Cisco in its second quarter filings announced a companywide layoff that would impact about 5 percent of its workforce, or about 4,250 employees, as it works to realign its organization to focus on “key priority” areas.

The tech giant expects to recognize about $800 million in charges associated with the restructuring, which Cisco said was largely related to severance and other one-time termination benefits. The majority of the costs are expected to occur in the third fiscal quarter and will continue into the first half of the company’s fiscal 2025.


SAP: 10,000 Layoffs

Software developer SAP in July said it now plans to lay off between 9,000 and 10,000 workers, up from the 8,000 positions the company originally said would be affected by job buyouts and position changes. The company unveiled the news during its earnings call with industry analysts for its fiscal 2024 second quarter results, which included 10 percent total revenue growth to €8.29 billion, or just under U.S. $9 billion. The company plans to spend up to €3 billion Euros, or $3.12 billion, as a result of the layoffs.

“Despite the volatile environment in the software industry, our growth momentum remained strong in Q2,” SAP CEO Christian Klein said during the earnings call on Monday, according to a call transcript on the Seeking Alpha website. “In Q2 we also significantly increased our profitability. We continued to execute on our transformation program with great discipline with rehiring only for the skill sets we need.”

SAP announced the Ambition 2025 restructuring plan in January to increase its focus on strategic growth areas – including business AI – and transform its operations to better “capture organizational synergies and AI-driven efficiencies and to prepare the company for highly scalable future revenue growth,” the company said at the time.

The majority of SAP’s layoffs are covered by voluntary leave and internal re-training programs and the company expects to finish 2024 with about the same number of employees, more than 105,000, as it began the year with. As of June 30, the company had 105,380 employees.


Intel: 15,000-Plus Layoffs

Semiconductor giant Intel in early August said it would lay off more than 15 percent of its workforce as part of a plan aimed at reducing costs by over $10 billion in its fiscal 2025. That plan includes the elimination of roughly 15,000 jobs, large cuts in operating and capital expenses, and suspension of the company’s dividend starting in the fourth quarter.

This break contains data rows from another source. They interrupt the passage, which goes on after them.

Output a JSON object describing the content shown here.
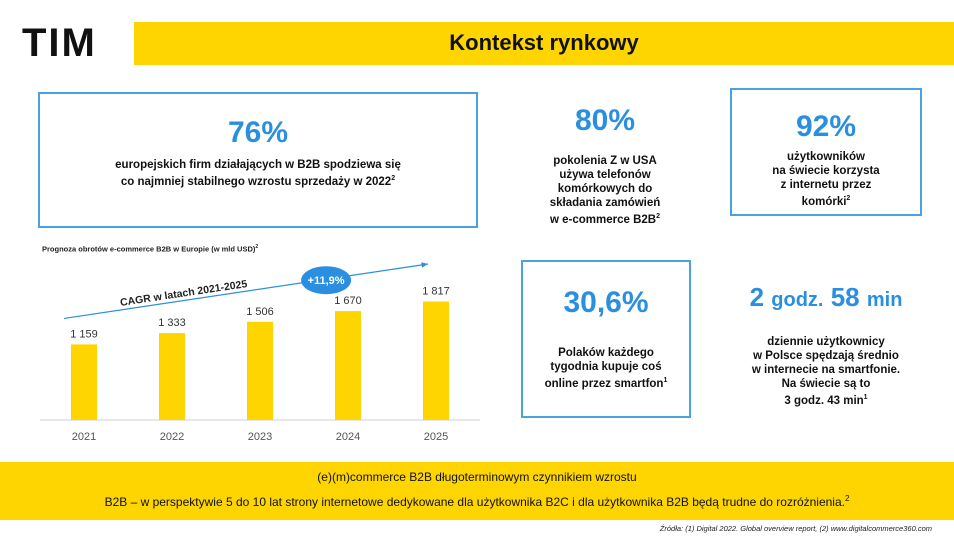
{
  "header": {
    "logo_text": "TIM",
    "title": "Kontekst rynkowy"
  },
  "stats": {
    "s76": {
      "value": "76%",
      "line1": "europejskich firm działających w B2B spodziewa się",
      "line2": "co najmniej stabilnego wzrostu sprzedaży w 2022",
      "sup": "2"
    },
    "s80": {
      "value": "80%",
      "lines": [
        "pokolenia Z w USA",
        "używa telefonów",
        "komórkowych do",
        "składania zamówień"
      ],
      "last": "w e-commerce B2B",
      "sup": "2"
    },
    "s92": {
      "value": "92%",
      "lines": [
        "użytkowników",
        "na świecie korzysta",
        "z internetu przez"
      ],
      "last": "komórki",
      "sup": "2"
    },
    "s306": {
      "value": "30,6%",
      "lines": [
        "Polaków każdego",
        "tygodnia kupuje coś"
      ],
      "last": "online przez smartfon",
      "sup": "1"
    },
    "time": {
      "num1": "2",
      "unit1": "godz.",
      "num2": "58",
      "unit2": "min",
      "lines": [
        "dziennie użytkownicy",
        "w Polsce spędzają średnio",
        "w internecie na smartfonie.",
        "Na świecie są to"
      ],
      "last": "3 godz. 43 min",
      "sup": "1"
    }
  },
  "chart_data": {
    "type": "bar",
    "title": "Prognoza obrotów e-commerce B2B w Europie (w mld USD)",
    "title_sup": "2",
    "categories": [
      "2021",
      "2022",
      "2023",
      "2024",
      "2025"
    ],
    "values": [
      1159,
      1333,
      1506,
      1670,
      1817
    ],
    "value_labels": [
      "1 159",
      "1 333",
      "1 506",
      "1 670",
      "1 817"
    ],
    "ylim": [
      0,
      2300
    ],
    "bar_color": "#ffd500",
    "annotations": {
      "cagr_label": "CAGR w latach 2021-2025",
      "cagr_value": "+11,9%",
      "badge_color": "#2a8fe0"
    }
  },
  "footer": {
    "line1": "(e)(m)commerce B2B długoterminowym czynnikiem wzrostu",
    "line2": "B2B – w perspektywie 5 do 10 lat strony internetowe dedykowane dla użytkownika B2C i dla użytkownika B2B będą trudne do rozróżnienia.",
    "line2_sup": "2",
    "source": "Źródła: (1) Digital 2022. Global overview report, (2) www.digitalcommerce360.com"
  },
  "colors": {
    "accent_yellow": "#ffd500",
    "accent_blue": "#2a8fe0",
    "box_border": "#4aa3df"
  }
}
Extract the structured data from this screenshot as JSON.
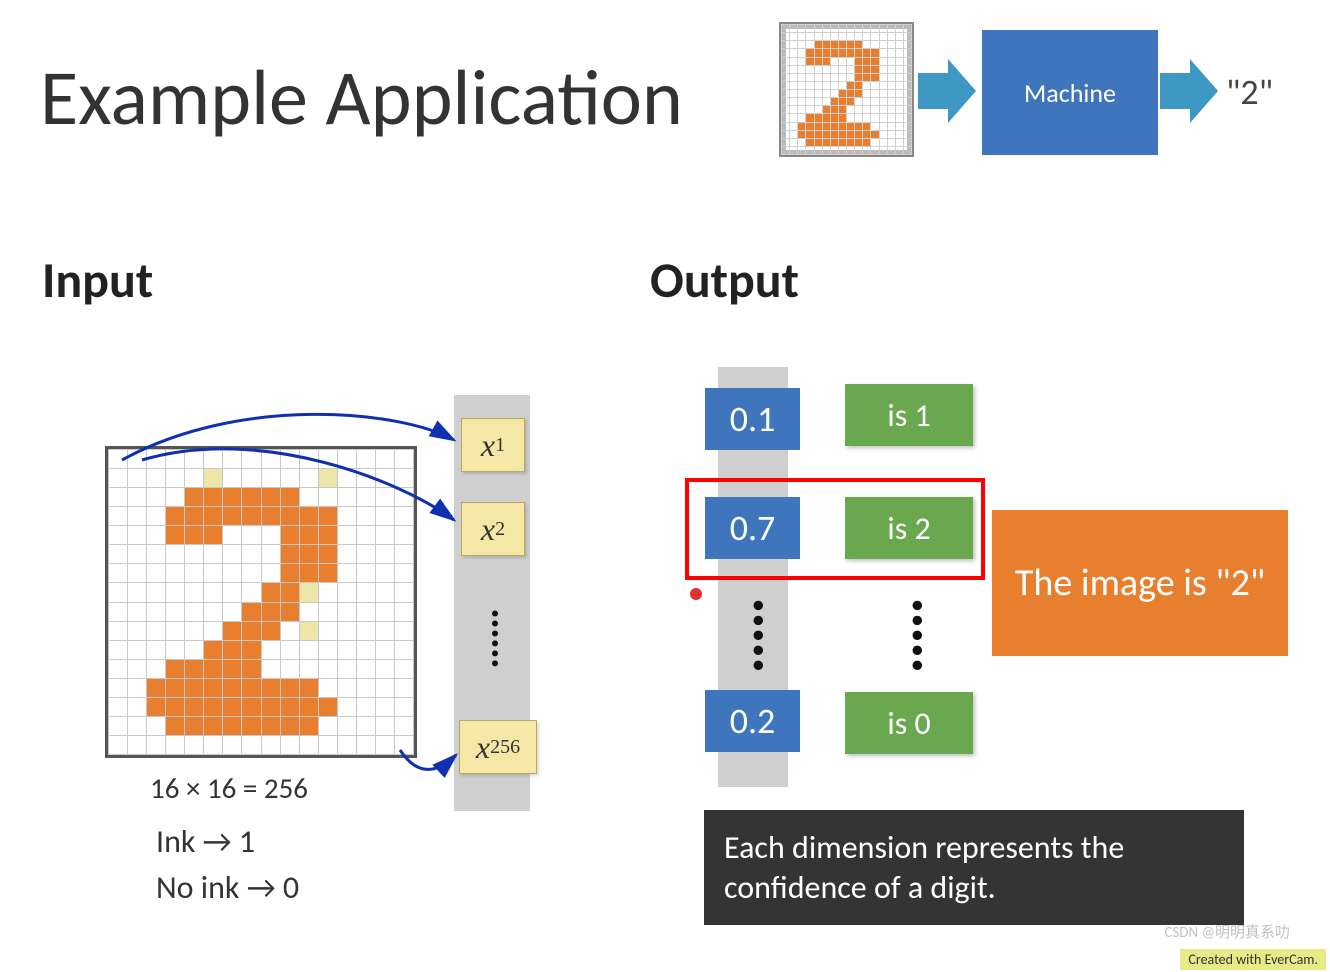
{
  "title": "Example Application",
  "header": {
    "machine_label": "Machine",
    "output_quote": "\"2\"",
    "arrow_color": "#3e98c4",
    "machine_box_color": "#3e75bc"
  },
  "sections": {
    "input_heading": "Input",
    "output_heading": "Output"
  },
  "input": {
    "dim_text": "16 × 16 = 256",
    "ink_rule": "Ink → 1",
    "noink_rule": "No ink → 0",
    "vector_bg": "#cfcfcf",
    "x_box_color": "#f5e8a6",
    "arrow_color": "#1030b0",
    "x_labels": [
      {
        "var": "x",
        "sub": "1"
      },
      {
        "var": "x",
        "sub": "2"
      },
      {
        "var": "x",
        "sub": "256"
      }
    ]
  },
  "digit_grid": {
    "size": 16,
    "cell_filled_color": "#e77f2f",
    "cell_partial_color": "#ece7a8",
    "grid_line_color": "#c8c8c8",
    "pattern": [
      "................",
      ".....y.....y....",
      "....ffffff......",
      "...fffffffff....",
      "...fff...fff....",
      ".........fff....",
      ".........fff....",
      "........ffy.....",
      ".......fff......",
      "......fff.y.....",
      ".....fff........",
      "...fffff........",
      "..fffffffff.....",
      "..ffffffffff....",
      "...ffffffff.....",
      "................"
    ]
  },
  "output": {
    "column_bg": "#cfcfcf",
    "blue_color": "#3e75bc",
    "green_color": "#6aa84f",
    "highlight_border_color": "#ff0000",
    "highlight_index": 1,
    "rows": [
      {
        "value": "0.1",
        "label": "is 1"
      },
      {
        "value": "0.7",
        "label": "is 2"
      },
      {
        "value": "0.2",
        "label": "is 0"
      }
    ],
    "verdict_box_color": "#e77f2f",
    "verdict_text": "The image is  \"2\"",
    "caption_bg": "#343434",
    "caption_text": "Each dimension represents the confidence of a digit."
  },
  "footer": {
    "watermark": "CSDN @明明真系叻",
    "evercam": "Created with EverCam."
  }
}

The cuts so far have included roughly 1,300 employees in Oregon, 385 employees in Arizona, 319 employees in California, and 251 employees in Austin, Texas, according to WARN (Worker Adjustment and Retraining Notification) notices for those states.

The majority of these cuts will be completed by the end of this year, former Intel CEO Pat Gelsinger wrote in an open letter to Intel employees posted on the company website.

“This is painful news for me to share. I know it will be even more difficult for you to read. This is an incredibly hard day for Intel as we are making some of the most consequential changes in our company’s history,” wrote Gelsinger, who abruptly exited the company in early December.